Uit de bezoekersbrochures en het nieuwe aan Permeke gewijde kunstboek van uitgeverij Hannibal Books leer je bijvoorbeeld dat de zogenaamde peetvader van het Vlaamse expressionisme niet zo heel erg Vlaams was. Én dat hij eigenlijk ook geen echte expressionist was. Eigenzinnig is een juister woord om de vooruitstrevende kunstenaar mee te omschrijven. Ook daarvan is het museumgebouw zelf een uitstekend voorbeeld. Vandaag is de Gistelsteenweg een oer-Vlaams gegeven. Een typische N-weg waarop je voordat je bij het huis van Permeke komt eerst passeert langs een Okay-supermarkt, een vestiging van Torfs en een resem privéwoningen die stuk voor stuk lijken te solliciteren naar een plekje op de blog Ugly Belgian Houses. Maar toen de toen al gevierde schilder er in 1928 het woonhuis De Vier Winden liet bouwen, was het een nog erg landelijke plek vol boerderijen. Tussen die traditionele gebouwen, in dat Vlaanderen van ‘doe maar gewoon, da’s al zot genoeg’, liet de kunstenaar een gigantische modernistische kubus bouwen. Een huis met internationale uitstraling voor een man met een on-Vlaamse artistieke ambitie.
De zogenaamde peetvader van het Vlaamse expressionisme was niet zo heel erg Vlaams. En eigenlijk ook geen echte expressionist.

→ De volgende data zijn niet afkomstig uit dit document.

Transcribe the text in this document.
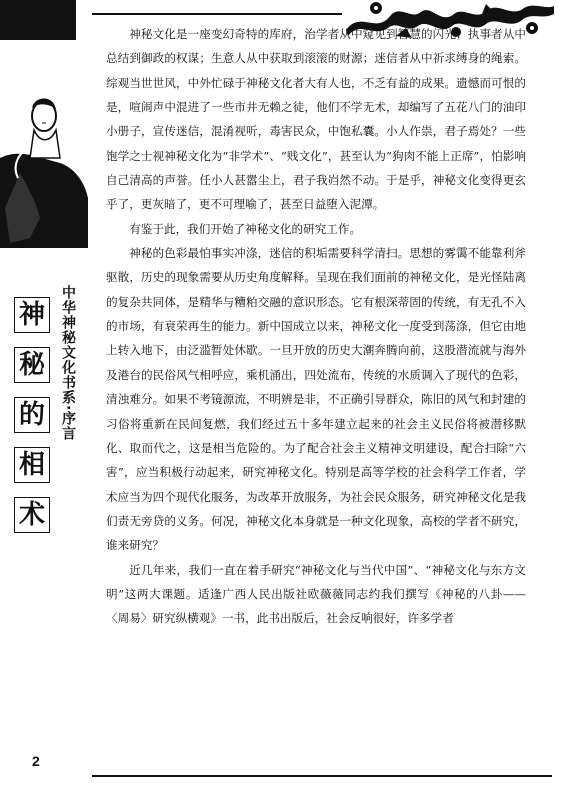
神
秘
的
相
术
中华神秘文化书系·序言

神秘文化是一座变幻奇特的库府，治学者从中窥见到智慧的闪光；执事者从中总结到御政的权谋；生意人从中获取到滚滚的财源；迷信者从中祈求缚身的绳索。综观当世世风，中外忙碌于神秘文化者大有人也，不乏有益的成果。遗憾而可恨的是，喧闹声中混进了一些市井无赖之徒，他们不学无术，却编写了五花八门的油印小册子，宣传迷信，混淆视听，毒害民众，中饱私囊。小人作祟，君子焉处？一些饱学之士视神秘文化为“非学术”、“贱文化”，甚至认为“狗肉不能上正席”，怕影响自己清高的声誉。任小人甚嚣尘上，君子我岿然不动。于是乎，神秘文化变得更玄乎了，更灰暗了，更不可理喻了，甚至日益堕入泥潭。

有鉴于此，我们开始了神秘文化的研究工作。

神秘的色彩最怕事实冲涤，迷信的积垢需要科学清扫。思想的雾霭不能靠利斧驱散，历史的现象需要从历史角度解释。呈现在我们面前的神秘文化，是光怪陆离的复杂共同体，是精华与糟粕交融的意识形态。它有根深蒂固的传统，有无孔不入的市场，有衰荣再生的能力。新中国成立以来，神秘文化一度受到荡涤，但它由地上转入地下，由泛滥暂处休歇。一旦开放的历史大潮奔腾向前，这股潜流就与海外及港台的民俗风气相呼应，乘机涌出，四处流布，传统的水质调入了现代的色彩，清浊难分。如果不考镜源流，不明辨是非，不正确引导群众，陈旧的风气和封建的习俗将重新在民间复燃，我们经过五十多年建立起来的社会主义民俗将被潜移默化、取而代之，这是相当危险的。为了配合社会主义精神文明建设，配合扫除“六害”，应当积极行动起来，研究神秘文化。特别是高等学校的社会科学工作者，学术应当为四个现代化服务，为改革开放服务，为社会民众服务，研究神秘文化是我们责无旁贷的义务。何况，神秘文化本身就是一种文化现象，高校的学者不研究，谁来研究？

近几年来，我们一直在着手研究“神秘文化与当代中国”、“神秘文化与东方文明”这两大课题。适逢广西人民出版社欧薇薇同志约我们撰写《神秘的八卦——〈周易〉研究纵横观》一书，此书出版后，社会反响很好，许多学者

2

Permeke bleek niet alleen iets te eigenzinnig om voor een ‘gewone Vlaming’ te kunnen doorgaan. Ook de jas van expressionist zat de schilder, beeldhouwer en tekenaar niet helemaal als gegoten. Volgens curator Inne Gheeraert werd de term destijds gebruikt als een weinig precieze verzamelnaam voor ‘allerlei vormen van vernieuwende kunst.’ Het concept ‘Vlaams expressionisme’ was volgens haar ook eerder een marketingterm die toeliet om Belgische kunstenaars zoals Permeke en zijn vakbroeders Gust De Smet en Frits Van den Berghe ‘beter te kunnen positioneren op de kunstmarkt’. Permeke voelde zich een buitenbeentje zonder ‘behoefte om tot een stijlrichting te behoren. De associatie met de Vlaamse identiteit en de regionale cultuur ondermijnde bovendien zijn internationale ambities’.
Ze zijn er wel, daar in Jabbeke, de even zwaarbeladen als zwaarbewolkte zeezichten en de figuren met hun fors uit de Vlaamse kluiten gewassen ledematen waar we Permeke doorgaans mee associëren. In het hartverscheurend mooie werk Leonie zie je enerzijds een voorbeeld van het soort eenvoudige mensen dat Permeke inspireerde, en anderzijds hoe het onderwerp ondergeschikt bleef aan compositie, experiment en techniek. De melancholie die het schilderij uitstraalt, zit meer in de lichaamshouding van de afgebeelde vrouw dan in haar expressie. Het aards getinte werk is misschien wel geworteld in een Vlaamse schildertraditie, het heeft meer gemeen met een portret van Picasso dan met Bruegels Boerenbruiloft.
Het beeld van Constant Permeke dat in het vernieuwde Permekemuseum doelbewust naar voren wordt gebracht, is er een van een progressieve moderne kunstenaar die meer was dan ‘de schilder van boeren en vissers in donkere, sombere kleuren’. Dat lijkt volkomen terecht. Als het werk van Permeke vandaag nog steeds relevant is, is dat omdat de kunstschilder het etiket van ‘Vlaamse expressionist’ op veel manieren oversteeg.
Permekemuseum
Gesloten op dinsdag. Alle info: permekemuseum.be
Constant Permeke
Uit bij Hannibal Books.
Constant Permeke
Geboren op 31 juli 1886 in Antwerpen.
Wordt in 1914 ingelijfd als soldaat in het Belgische leger en raakt zwaargewond.
Doet in 1927 samen met onder meer James Ensor, Frits Van den Berghe en René Magritte mee aan een baanbrekende tentoonstelling over Belgische modernistische kunst in Grenoble.
Verhuist in 1929 naar het later als museum herbestemde landhuis De Vier Winden in Jabbeke.
Exposeert in de jaren twintig en dertig in heel Europa, maar krijgt in 1941 een schilderverbod opgelegd omdat de Duitse bezetter zijn kunst als ‘ontaard’ beschouwt.
Overlijdt op 4 januari 1952 in Oostende en wordt onder grote publieke belangstelling begraven.